Institutional considerations for digital asset managers

The cryptographic key, which gives control of a digital asset to its owner, is the basis of this technology in its simplest and broadest sense. The private key – which is essentially a very large series of random numbers – is used mathematically to obtain a unique public address, similar to what is done for a bank account. Thus, the nature of this association makes it very easy in terms of calculations to prove who controls a digital asset, but makes it very difficult for those who want to guess the associated private key. This complicates the illegal acquisition of digital assets. However, despite the mathematically secure ratio, it makes many demands on the security of the private key.

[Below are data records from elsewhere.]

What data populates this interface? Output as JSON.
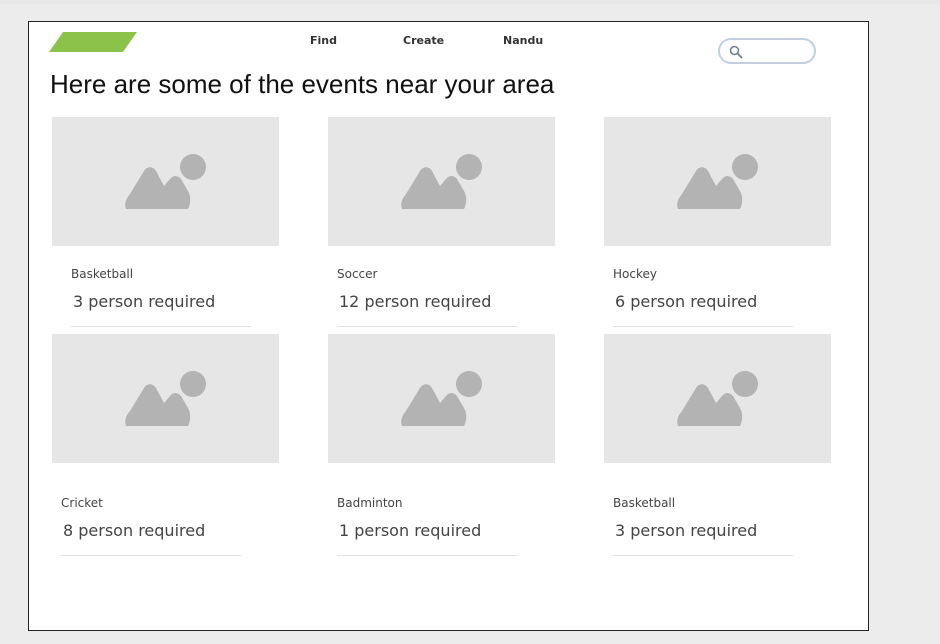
{
  "header": {
    "nav": [
      "Find",
      "Create",
      "Nandu"
    ],
    "search": {
      "placeholder": "",
      "value": ""
    },
    "logo_color": "#8bc34a"
  },
  "main": {
    "heading": "Here are some of the events near your area",
    "events": [
      {
        "sport": "Basketball",
        "required": "3 person required"
      },
      {
        "sport": "Soccer",
        "required": "12 person required"
      },
      {
        "sport": "Hockey",
        "required": "6 person required"
      },
      {
        "sport": "Cricket",
        "required": "8 person required"
      },
      {
        "sport": "Badminton",
        "required": "1 person required"
      },
      {
        "sport": "Basketball",
        "required": "3 person required"
      }
    ]
  },
  "icons": {
    "search": "search-icon",
    "thumbnail": "image-placeholder-icon"
  }
}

While traditional finance relies on an identity-based structure, thus supporting individuals or businesses, digital assets rely on private key storage and control. Generating, controlling and managing these private keys is very different from traditional methods of controlling and managing assets. It is the control and management of these private keys that has created the framework that supports the safekeeping of digital assets as a separate and specialized service offering.

Although keeping a private key secure is primarily a technical need, including special hygiene protocols, as soon as it is included in the commercial offer of services, potential users of this service should consider the conditions under which the service is offered, the regulatory framework for the depositary, any necessary or existing insurance contracts, as well as the legal basis on which the assets are held. All of these factors are crucial not only in the context of the security of the assets themselves, but also in the broader context of setting sound, well-established standards that reflect current thinking across the sector.

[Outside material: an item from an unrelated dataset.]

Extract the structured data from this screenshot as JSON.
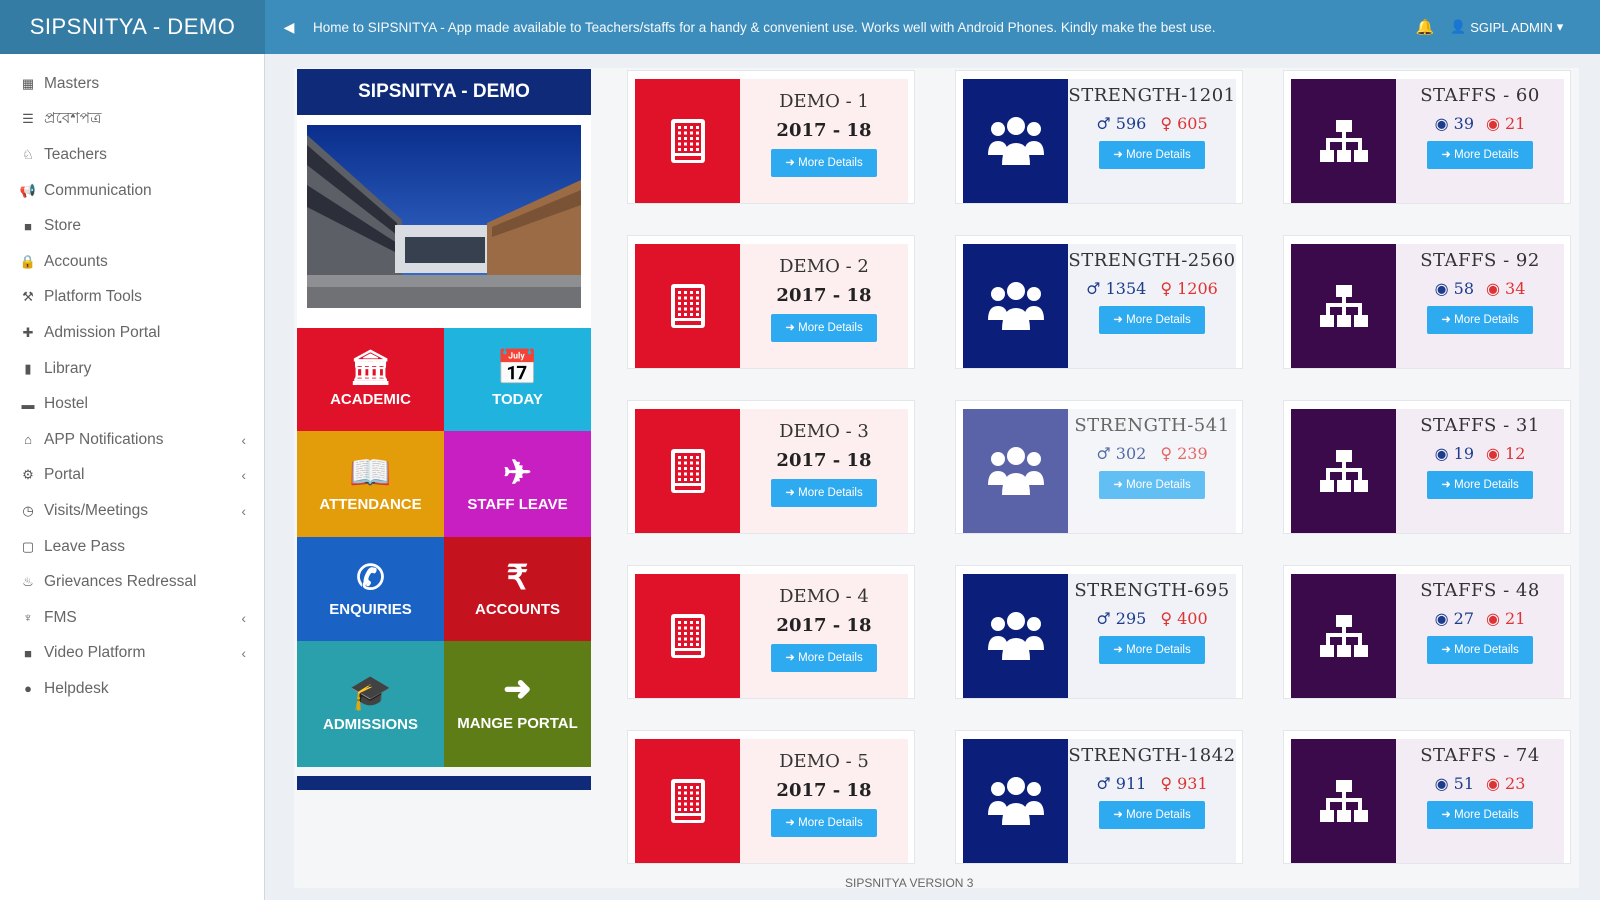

An institutional investor looking for a custodian of digital assets to store their digital assets should look for a custodian who is able to maintain the types of digital assets that are consistent with their investment strategy. Thus, the institutional investor will need to determine whether to use a digital asset custodian with appropriate authorizations or licenses and controlled by regulators (such as a custodian or “qualified custodian”) or a storage infrastructure provider. is used only to protect public and private keys, as well as to afford to keep their own digital assets. Not all jurisdictions allow custodian decisions or allow them for all types of investors.

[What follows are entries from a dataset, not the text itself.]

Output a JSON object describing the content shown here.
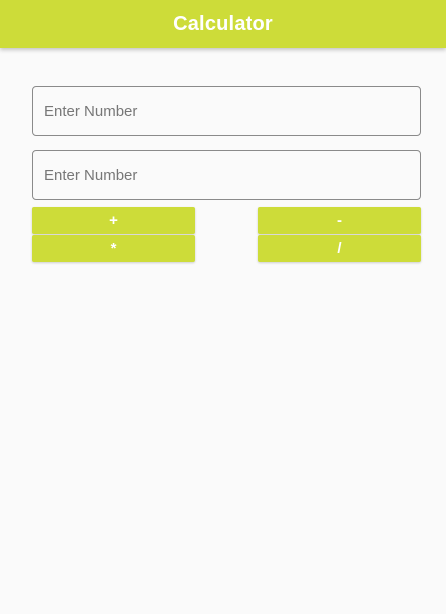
{
  "app_bar": {
    "title": "Calculator",
    "color": "#cddc39"
  },
  "inputs": [
    {
      "placeholder": "Enter Number",
      "value": ""
    },
    {
      "placeholder": "Enter Number",
      "value": ""
    }
  ],
  "buttons": {
    "add_label": "+",
    "subtract_label": "-",
    "multiply_label": "*",
    "divide_label": "/"
  },
  "colors": {
    "accent": "#cddc39",
    "background": "#fafafa",
    "button_text": "#ffffff"
  }
}
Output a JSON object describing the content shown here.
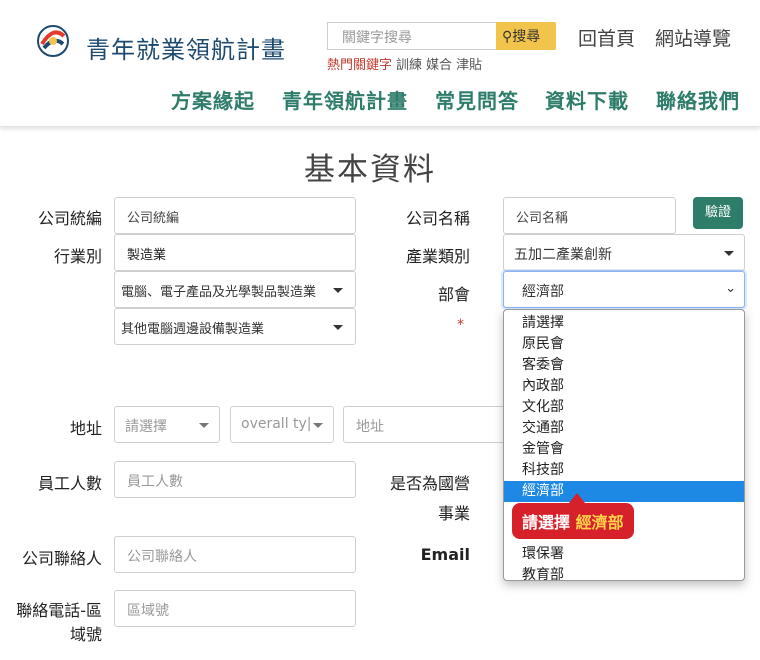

Institutional investors should consider several things when evaluating digital asset custodians, including the following, published in the latest AIMA Digital Asset Storage Guide:

  • Asset safekeeping: What structure or mechanism does the digital asset keeper use to protect customers’ property rights and to prevent the client’s assets from being used by the digital asset keeper for his own account or to prevent them from being added to the package?
  • Record: How long a digital asset keeper keeps the appropriate type of digital asset. Does he do this on a large scale and has he ever reported losing assets entrusted to clients? And what is the share of this type of digital assets among the assets entrusted to him?
  • Financial Strength: What Financial Resources Can a Digital Asset Keeper Raise to Fulfill Its Commitments to Customers?
  • Insurance: What is the size, type and quality of the digital asset custodian insurance program?
  • Security: Does the custodian of digital assets have physical and cybersecurity capabilities and security-oriented software development techniques, including, for example, the ability to mitigate human error through strict controls and the separation of customer keys?
  • Disaster recovery or similar protocols: Does the custodian of digital assets provide an opportunity to recover assets in the event of a serious technical or operational problem on the part of the custodian or investor?
  • Asset service: whether the customer wins forkedofAirdrops of attitudemanagement and loans?
  • Third Party Supervision: Are there independent third parties (such as regulators and auditors) that oversee the custodian of digital assets?
  • Support Range: How many level 1 blockchains and digital assets are supported and how often are new assets added?
  • Availability: how quickly can customers retrieve and move their assets?
  • Control: Can a digital asset custodian unilaterally control assets? If so, under what circumstances and what contractual protection applies to the investor?
  • Reporting: Does the digital asset keeper offer features such as NAV, balances, transfers, and orders?